One more for good measure? It's the last question in the section any way

$$y^{2} = ln (2x+3y)$$

$$2y\frac{dy}{dx} = \frac {1} {2x+3y} * (2+3\frac{dy}{dx})$$

$$2y\frac{dy}{dx} = \frac {2} {2x+3y} + \frac {3}{2x+3y}\frac{dy}{dx}$$

$$2y\frac{dy}{dx} - \frac {3}{2x+3y}\frac{dy}{dx} = \frac {2} {2x+3y}$$

$$\frac{dy}{dx}(2y - \frac {3}{2x+3y})= \frac {2} {2x+3y}$$

which is to say:

$$\frac{dy}{dx}(\frac {(2y)(2x+3y)}{2x+3y} - \frac {3}{2x+3y})= \frac {2} {2x+3y}$$

$$\frac{dy}{dx}(\frac {(2y)(2x+3y)-3}{2x+3y})= \frac {2} {2x+3y}$$

$$\frac{dy}{dx}= \frac {\frac {2} {2x+3y}} {\frac {(2y)(2x+3y)-3}{2x+3y}}$$

$$\frac{dy}{dx}= \frac {2} {2x+3y} *\frac {2x+3y}{(2y)(2x+3y)-3}$$

$$\frac{dy}{dx}= \frac {(2)(2x+3y)} {(2x+3y)(2y)(2x+3y)-3}$$

$$\frac{dy}{dx}= \frac{2} {(2y)(2x+3y)-3}$$

 

[Dick]

Last one?? Promise? That one looks good to me.

 

[Asphyxiated]

Yep that's the last one, thanks 1000x for all the help and patience Dick!

 

[Dick]

Very welcome.

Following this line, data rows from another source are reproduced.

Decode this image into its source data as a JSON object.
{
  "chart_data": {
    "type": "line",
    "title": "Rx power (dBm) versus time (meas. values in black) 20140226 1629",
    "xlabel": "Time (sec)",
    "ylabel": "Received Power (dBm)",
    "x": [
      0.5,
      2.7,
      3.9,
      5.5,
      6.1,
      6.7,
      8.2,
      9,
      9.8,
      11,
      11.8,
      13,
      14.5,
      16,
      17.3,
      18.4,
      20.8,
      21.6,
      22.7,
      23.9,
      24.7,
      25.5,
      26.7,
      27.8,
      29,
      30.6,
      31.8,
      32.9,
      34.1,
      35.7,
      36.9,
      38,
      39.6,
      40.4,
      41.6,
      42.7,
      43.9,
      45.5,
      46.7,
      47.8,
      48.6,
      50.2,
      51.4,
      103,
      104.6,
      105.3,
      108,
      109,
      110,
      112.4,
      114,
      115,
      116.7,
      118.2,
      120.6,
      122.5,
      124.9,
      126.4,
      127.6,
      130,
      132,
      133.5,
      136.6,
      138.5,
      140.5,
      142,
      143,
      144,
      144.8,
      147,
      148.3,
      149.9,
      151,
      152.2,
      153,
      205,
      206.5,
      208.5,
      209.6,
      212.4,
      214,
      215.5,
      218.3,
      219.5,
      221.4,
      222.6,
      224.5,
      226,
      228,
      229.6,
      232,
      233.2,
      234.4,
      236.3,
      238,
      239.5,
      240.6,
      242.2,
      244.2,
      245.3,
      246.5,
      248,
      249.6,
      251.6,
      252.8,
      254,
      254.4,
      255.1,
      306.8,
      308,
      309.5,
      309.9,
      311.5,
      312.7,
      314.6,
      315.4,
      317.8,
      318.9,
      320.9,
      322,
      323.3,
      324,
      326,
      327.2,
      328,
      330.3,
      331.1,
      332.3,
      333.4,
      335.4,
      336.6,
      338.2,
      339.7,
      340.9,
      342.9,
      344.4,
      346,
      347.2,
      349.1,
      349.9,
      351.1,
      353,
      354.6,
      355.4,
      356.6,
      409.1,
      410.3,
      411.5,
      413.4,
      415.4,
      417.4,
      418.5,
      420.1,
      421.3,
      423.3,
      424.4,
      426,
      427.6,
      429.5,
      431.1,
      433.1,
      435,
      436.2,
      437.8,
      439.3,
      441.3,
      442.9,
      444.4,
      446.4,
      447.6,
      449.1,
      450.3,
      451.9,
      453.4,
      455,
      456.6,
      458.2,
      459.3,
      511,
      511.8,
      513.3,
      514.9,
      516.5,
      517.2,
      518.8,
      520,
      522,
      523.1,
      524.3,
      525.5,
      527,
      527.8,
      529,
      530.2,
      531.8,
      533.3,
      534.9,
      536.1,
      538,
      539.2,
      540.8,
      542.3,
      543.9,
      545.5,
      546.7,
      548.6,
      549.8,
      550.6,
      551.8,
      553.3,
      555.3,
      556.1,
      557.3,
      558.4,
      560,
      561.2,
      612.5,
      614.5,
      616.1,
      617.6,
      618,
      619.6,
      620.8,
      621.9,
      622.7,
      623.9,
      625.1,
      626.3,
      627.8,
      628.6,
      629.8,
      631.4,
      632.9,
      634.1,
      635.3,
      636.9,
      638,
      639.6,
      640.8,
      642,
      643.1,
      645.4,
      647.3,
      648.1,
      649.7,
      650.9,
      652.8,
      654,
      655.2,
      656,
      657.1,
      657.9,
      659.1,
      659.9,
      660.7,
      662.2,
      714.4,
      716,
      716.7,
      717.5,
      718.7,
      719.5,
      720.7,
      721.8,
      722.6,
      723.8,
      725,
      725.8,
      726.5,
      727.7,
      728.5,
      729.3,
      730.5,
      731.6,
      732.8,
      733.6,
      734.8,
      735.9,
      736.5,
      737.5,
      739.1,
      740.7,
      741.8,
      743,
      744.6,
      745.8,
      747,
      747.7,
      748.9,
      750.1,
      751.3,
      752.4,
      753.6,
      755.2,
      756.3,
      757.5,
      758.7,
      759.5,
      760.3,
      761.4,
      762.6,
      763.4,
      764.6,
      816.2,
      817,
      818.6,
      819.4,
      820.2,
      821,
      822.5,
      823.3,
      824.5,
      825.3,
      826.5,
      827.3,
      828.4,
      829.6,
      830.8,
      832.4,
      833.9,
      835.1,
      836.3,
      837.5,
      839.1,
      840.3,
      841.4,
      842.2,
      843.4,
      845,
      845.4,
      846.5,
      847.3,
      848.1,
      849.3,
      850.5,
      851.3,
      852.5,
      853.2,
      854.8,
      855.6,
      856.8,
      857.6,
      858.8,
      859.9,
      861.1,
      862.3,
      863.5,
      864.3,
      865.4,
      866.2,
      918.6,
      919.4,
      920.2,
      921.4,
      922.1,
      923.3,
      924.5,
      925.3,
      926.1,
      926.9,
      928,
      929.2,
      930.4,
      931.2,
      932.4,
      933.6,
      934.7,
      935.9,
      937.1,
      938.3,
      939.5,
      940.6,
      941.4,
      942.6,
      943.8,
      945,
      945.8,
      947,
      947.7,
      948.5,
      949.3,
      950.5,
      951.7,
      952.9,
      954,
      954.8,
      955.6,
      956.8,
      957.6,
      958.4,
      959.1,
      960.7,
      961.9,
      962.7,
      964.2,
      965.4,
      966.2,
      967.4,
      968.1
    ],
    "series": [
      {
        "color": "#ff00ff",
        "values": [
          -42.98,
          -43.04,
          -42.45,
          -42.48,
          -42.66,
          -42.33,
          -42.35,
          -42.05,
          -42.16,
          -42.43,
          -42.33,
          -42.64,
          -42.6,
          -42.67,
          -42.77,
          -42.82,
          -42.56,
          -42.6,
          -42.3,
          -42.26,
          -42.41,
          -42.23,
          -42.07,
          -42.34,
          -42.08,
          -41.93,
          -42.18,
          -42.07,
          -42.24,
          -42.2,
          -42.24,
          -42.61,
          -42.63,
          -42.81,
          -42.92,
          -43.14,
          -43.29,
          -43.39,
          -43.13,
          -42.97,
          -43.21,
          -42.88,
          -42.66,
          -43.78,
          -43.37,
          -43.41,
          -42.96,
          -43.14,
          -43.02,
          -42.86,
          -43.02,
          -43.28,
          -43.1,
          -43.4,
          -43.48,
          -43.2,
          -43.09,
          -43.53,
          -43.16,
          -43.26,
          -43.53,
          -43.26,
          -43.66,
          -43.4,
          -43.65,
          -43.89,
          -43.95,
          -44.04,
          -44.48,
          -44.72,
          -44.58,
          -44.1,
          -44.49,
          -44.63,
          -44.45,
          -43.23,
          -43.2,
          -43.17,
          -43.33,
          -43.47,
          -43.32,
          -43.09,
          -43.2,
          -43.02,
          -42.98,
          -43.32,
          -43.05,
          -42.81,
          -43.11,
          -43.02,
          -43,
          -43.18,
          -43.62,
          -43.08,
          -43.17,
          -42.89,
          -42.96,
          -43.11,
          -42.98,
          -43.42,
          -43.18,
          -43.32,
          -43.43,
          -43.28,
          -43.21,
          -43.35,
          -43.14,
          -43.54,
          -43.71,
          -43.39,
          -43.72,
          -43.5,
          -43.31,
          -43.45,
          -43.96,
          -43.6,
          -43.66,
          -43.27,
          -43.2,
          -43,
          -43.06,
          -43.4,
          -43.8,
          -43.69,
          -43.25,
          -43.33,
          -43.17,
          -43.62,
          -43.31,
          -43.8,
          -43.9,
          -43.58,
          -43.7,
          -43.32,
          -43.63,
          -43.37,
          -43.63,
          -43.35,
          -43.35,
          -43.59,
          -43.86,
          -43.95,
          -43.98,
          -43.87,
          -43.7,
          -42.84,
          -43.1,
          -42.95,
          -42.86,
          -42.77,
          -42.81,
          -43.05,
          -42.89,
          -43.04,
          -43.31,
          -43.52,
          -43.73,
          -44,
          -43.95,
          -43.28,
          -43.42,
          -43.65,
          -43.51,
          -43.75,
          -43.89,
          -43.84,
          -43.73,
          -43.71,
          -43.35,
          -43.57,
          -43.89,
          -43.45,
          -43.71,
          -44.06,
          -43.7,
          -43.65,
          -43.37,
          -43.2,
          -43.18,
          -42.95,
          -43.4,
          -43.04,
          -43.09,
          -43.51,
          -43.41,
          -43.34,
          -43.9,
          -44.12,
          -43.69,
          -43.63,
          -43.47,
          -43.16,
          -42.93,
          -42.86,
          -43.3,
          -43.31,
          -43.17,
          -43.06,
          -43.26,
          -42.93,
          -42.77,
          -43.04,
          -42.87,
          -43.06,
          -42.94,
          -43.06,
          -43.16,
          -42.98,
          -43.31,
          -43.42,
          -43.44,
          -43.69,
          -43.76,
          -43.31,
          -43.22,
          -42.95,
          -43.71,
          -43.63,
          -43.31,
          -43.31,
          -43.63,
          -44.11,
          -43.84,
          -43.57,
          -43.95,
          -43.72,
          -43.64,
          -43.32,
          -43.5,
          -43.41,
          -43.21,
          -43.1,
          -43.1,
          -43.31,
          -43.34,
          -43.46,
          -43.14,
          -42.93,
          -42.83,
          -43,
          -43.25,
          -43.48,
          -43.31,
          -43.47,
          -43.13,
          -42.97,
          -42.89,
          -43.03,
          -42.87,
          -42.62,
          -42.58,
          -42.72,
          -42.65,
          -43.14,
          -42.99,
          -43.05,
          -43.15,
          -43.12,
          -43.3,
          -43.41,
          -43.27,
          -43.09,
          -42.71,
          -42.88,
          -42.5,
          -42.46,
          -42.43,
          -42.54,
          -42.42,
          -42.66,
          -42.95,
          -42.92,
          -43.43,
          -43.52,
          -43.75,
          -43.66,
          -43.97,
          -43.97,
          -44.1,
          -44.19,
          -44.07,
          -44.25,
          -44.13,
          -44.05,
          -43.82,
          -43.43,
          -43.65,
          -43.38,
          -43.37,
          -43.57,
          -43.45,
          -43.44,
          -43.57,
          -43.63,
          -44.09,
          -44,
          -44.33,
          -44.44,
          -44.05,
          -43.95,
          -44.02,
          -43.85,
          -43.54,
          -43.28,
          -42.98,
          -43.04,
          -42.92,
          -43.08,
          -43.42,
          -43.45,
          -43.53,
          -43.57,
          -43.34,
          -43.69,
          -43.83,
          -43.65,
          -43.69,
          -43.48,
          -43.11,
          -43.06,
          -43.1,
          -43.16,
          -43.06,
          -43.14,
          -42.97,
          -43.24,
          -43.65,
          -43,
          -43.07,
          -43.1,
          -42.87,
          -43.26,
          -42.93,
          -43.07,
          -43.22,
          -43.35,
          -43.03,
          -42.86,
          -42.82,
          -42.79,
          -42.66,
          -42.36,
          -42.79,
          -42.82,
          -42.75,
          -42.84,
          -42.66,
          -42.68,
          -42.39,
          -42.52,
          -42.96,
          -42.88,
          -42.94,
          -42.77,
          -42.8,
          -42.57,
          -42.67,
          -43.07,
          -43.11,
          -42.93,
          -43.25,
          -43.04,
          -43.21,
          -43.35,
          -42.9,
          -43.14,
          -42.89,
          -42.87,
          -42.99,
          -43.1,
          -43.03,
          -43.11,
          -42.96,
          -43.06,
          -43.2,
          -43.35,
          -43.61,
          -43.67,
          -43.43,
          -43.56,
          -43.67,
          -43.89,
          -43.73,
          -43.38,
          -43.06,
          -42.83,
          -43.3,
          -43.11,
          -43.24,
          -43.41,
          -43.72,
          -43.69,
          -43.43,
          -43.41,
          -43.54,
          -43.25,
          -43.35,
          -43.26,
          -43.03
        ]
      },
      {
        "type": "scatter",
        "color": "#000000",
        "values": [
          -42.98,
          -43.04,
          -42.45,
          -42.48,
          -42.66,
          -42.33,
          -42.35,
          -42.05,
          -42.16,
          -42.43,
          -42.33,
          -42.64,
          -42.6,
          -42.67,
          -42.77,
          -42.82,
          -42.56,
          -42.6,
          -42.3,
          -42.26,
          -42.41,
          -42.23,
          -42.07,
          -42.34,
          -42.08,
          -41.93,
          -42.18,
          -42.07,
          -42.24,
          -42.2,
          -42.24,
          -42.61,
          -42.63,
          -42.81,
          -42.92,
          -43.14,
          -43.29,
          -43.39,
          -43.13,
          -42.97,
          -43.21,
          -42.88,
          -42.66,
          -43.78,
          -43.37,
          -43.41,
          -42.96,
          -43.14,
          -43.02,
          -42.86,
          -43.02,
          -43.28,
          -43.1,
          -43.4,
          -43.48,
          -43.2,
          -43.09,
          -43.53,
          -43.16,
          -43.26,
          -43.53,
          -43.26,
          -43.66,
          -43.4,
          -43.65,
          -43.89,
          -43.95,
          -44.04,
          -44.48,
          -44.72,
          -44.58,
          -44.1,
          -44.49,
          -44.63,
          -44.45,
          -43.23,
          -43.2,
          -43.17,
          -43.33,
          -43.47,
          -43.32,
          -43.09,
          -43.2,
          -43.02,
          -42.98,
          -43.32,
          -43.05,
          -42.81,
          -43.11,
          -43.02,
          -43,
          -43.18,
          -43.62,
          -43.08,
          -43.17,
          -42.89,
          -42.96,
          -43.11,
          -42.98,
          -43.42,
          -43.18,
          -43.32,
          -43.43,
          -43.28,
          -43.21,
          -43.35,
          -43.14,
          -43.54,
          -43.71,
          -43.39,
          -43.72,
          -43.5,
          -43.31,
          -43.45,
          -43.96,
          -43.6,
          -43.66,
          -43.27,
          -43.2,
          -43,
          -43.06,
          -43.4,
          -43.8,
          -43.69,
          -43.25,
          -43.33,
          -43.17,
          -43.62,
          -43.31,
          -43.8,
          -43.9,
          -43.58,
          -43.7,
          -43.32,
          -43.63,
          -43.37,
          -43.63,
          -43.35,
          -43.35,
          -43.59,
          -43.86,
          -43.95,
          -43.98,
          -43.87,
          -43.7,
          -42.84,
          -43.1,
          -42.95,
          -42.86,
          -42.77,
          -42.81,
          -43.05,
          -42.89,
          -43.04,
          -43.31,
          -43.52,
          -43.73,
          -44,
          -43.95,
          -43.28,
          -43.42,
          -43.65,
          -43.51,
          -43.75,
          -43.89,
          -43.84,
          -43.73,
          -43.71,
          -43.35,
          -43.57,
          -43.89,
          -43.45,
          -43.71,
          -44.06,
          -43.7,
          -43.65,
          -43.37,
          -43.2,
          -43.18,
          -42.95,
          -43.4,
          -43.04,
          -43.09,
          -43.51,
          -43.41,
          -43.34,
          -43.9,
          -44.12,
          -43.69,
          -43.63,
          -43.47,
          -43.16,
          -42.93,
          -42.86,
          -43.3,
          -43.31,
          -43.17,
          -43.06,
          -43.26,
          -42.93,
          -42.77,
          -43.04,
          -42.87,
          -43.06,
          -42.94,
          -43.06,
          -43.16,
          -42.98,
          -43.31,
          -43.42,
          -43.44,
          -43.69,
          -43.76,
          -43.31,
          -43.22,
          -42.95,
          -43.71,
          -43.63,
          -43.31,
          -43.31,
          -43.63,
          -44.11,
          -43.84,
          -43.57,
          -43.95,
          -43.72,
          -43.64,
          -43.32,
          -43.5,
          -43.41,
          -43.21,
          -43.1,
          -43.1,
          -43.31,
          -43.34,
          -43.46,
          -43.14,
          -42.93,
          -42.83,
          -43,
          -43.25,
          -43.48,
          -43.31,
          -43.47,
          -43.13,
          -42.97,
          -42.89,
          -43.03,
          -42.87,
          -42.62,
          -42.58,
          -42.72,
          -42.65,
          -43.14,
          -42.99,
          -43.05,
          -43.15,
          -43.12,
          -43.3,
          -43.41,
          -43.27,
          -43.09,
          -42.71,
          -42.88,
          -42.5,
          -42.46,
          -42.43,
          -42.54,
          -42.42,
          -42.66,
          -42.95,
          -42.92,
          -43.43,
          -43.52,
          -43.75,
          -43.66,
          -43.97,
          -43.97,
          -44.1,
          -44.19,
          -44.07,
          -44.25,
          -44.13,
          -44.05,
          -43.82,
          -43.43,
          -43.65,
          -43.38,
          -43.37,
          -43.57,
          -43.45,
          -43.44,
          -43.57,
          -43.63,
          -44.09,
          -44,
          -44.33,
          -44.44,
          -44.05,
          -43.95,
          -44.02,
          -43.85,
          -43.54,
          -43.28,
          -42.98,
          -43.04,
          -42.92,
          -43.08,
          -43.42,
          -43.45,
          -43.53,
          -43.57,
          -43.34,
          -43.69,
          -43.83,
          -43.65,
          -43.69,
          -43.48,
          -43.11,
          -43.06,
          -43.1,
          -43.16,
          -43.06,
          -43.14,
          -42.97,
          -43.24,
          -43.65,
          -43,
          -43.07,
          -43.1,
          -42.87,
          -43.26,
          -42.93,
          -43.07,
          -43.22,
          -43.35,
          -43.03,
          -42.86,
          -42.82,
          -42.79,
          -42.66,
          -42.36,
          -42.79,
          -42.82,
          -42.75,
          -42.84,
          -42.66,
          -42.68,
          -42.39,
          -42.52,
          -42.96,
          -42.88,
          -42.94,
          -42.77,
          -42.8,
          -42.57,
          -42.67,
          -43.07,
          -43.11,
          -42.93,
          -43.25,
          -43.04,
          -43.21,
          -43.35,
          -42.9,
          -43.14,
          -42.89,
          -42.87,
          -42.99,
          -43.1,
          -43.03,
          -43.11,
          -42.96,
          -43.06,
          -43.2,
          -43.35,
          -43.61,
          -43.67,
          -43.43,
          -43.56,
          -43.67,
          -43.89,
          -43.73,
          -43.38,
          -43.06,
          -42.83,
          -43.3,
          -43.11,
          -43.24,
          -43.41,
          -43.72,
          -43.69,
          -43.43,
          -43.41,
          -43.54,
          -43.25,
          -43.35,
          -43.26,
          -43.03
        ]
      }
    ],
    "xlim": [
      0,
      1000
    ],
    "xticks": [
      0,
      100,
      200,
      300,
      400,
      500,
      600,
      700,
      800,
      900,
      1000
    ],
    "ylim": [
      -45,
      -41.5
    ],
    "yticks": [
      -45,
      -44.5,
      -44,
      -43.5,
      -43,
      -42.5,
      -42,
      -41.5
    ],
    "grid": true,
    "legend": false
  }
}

It's nice to see someone learn from mistakes and learn not to repeat them. Wish that happened more often around here. You are welcome back anytime!

 

[Asphyxiated]

Oh I am sure that I will have more questions soon enough as I am only on chapter 3 of 13 in this particular book, but I am glad to hear that I didn't ask too many questions as I had suspected.